The OpenZFS project has released updates to its implementation of the ZFS file system for Linux and FreeBSD, addressing several issues in versions 2.1.14 and 2.2.2. The updates resolve a problem in the Code of the consistency of the Dnode cache, which was causing damage to data containing empty areas. The issue was eliminated after amendments were made to the code.
Initially, attempts were made to fix the problem in version 2.2.1, but the correction proved to be ineffective. The error went unnoticed for a long time and started appearing after changes were made to the “CP” utility in the Coreutils 9.X package. It is believed that the issue does not affect Red Hat Enterprise Linux and its derivatives, as they use Coreutils 8.x package with a different logic for the “CP” utility.

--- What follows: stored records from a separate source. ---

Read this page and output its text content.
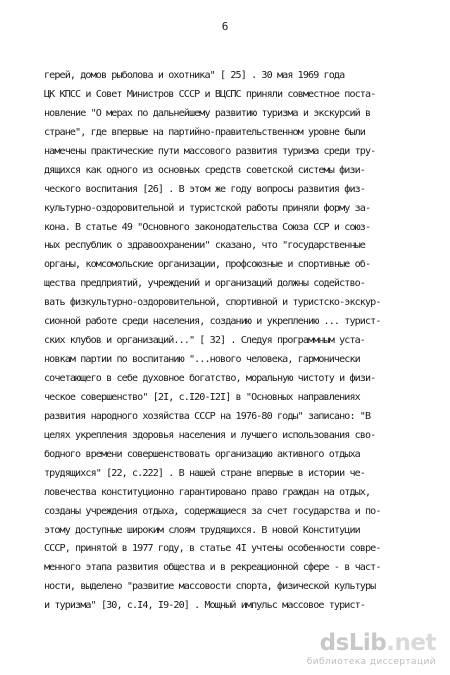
6
герей, домов рыболова и охотника" [ 25] . 30 мая 1969 года
ЦК КПСС и Совет Министров СССР и ВЦСПС приняли совместное поста-
новление "О мерах по дальнейшему развитию туризма и экскурсий в
стране", где впервые на партийно-правительственном уровне были
намечены практические пути массового развития туризма среди тру-
дящихся как одного из основных средств советской системы физи-
ческого воспитания [26] . В этом же году вопросы развития физ-
культурно-оздоровительной и туристской работы приняли форму за-
кона. В статье 49 "Основного законодательства Союза ССР и союз-
ных республик о здравоохранении" сказано, что "государственные
органы, комсомольские организации, профсоюзные и спортивные об-
щества предприятий, учреждений и организаций должны содейство-
вать физкультурно-оздоровительной, спортивной и туристско-экскур-
сионной работе среди населения, созданию и укреплению ... турист-
ских клубов и организаций..." [ 32] . Следуя программным уста-
новкам партии по воспитанию "...нового человека, гармонически
сочетающего в себе духовное богатство, моральную чистоту и физи-
ческое совершенство" [2I, с.I20-I2I] в "Основных направлениях
развития народного хозяйства СССР на 1976-80 годы" записано: "В
целях укрепления здоровья населения и лучшего использования сво-
бодного времени совершенствовать организацию активного отдыха
трудящихся" [22, с.222] . В нашей стране впервые в истории че-
ловечества конституционно гарантировано право граждан на отдых,
созданы учреждения отдыха, содержащиеся за счет государства и по-
этому доступные широким слоям трудящихся. В новой Конституции
СССР, принятой в 1977 году, в статье 4I учтены особенности совре-
менного этапа развития общества и в рекреационной сфере - в част-
ности, выделено "развитие массовости спорта, физической культуры
и туризма" [30, с.I4, I9-20] . Мощный импульс массовое турист-
dsLib.net
библиотека диссертаций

The problem manifests itself when using file utilities that can determine and optimize empty areas in files. Damage can occur when copying a file if the operation is performed immediately after changes and part of the data is still only in the DIRTY-CASH and has not yet been written to the disk.
To optimize the handling of empty areas in files, OpenZFS has supported SEEK_HOLE and SEEK_DATA operations since release 0.6.2. These operations allow skipping the empty areas of a file when reading from the disk. Recognition of empty areas and storage of information about them is done only after all data related to the file has been written to the disk. OpenZFS includes a verification process that checks for any data discrepancies in the cache and ensures that necessary information for using SEEK_HOLE and SEEK_DATA is written to the disk.
Unfortunately, the audit process was incomplete and, in certain circumstances, the state of the data discharge was not accurately determined. As a result, the disk contained outdated information about the file contents if a request fell within a small temporary window between data discharge operations. At that moment, reading operations that optimized the loading of empty areas could mistakenly skip part of the data, considering it empty. This issue could result in the creation of a copy containing empty areas where they did not exist in the original file when using the “CP” utility.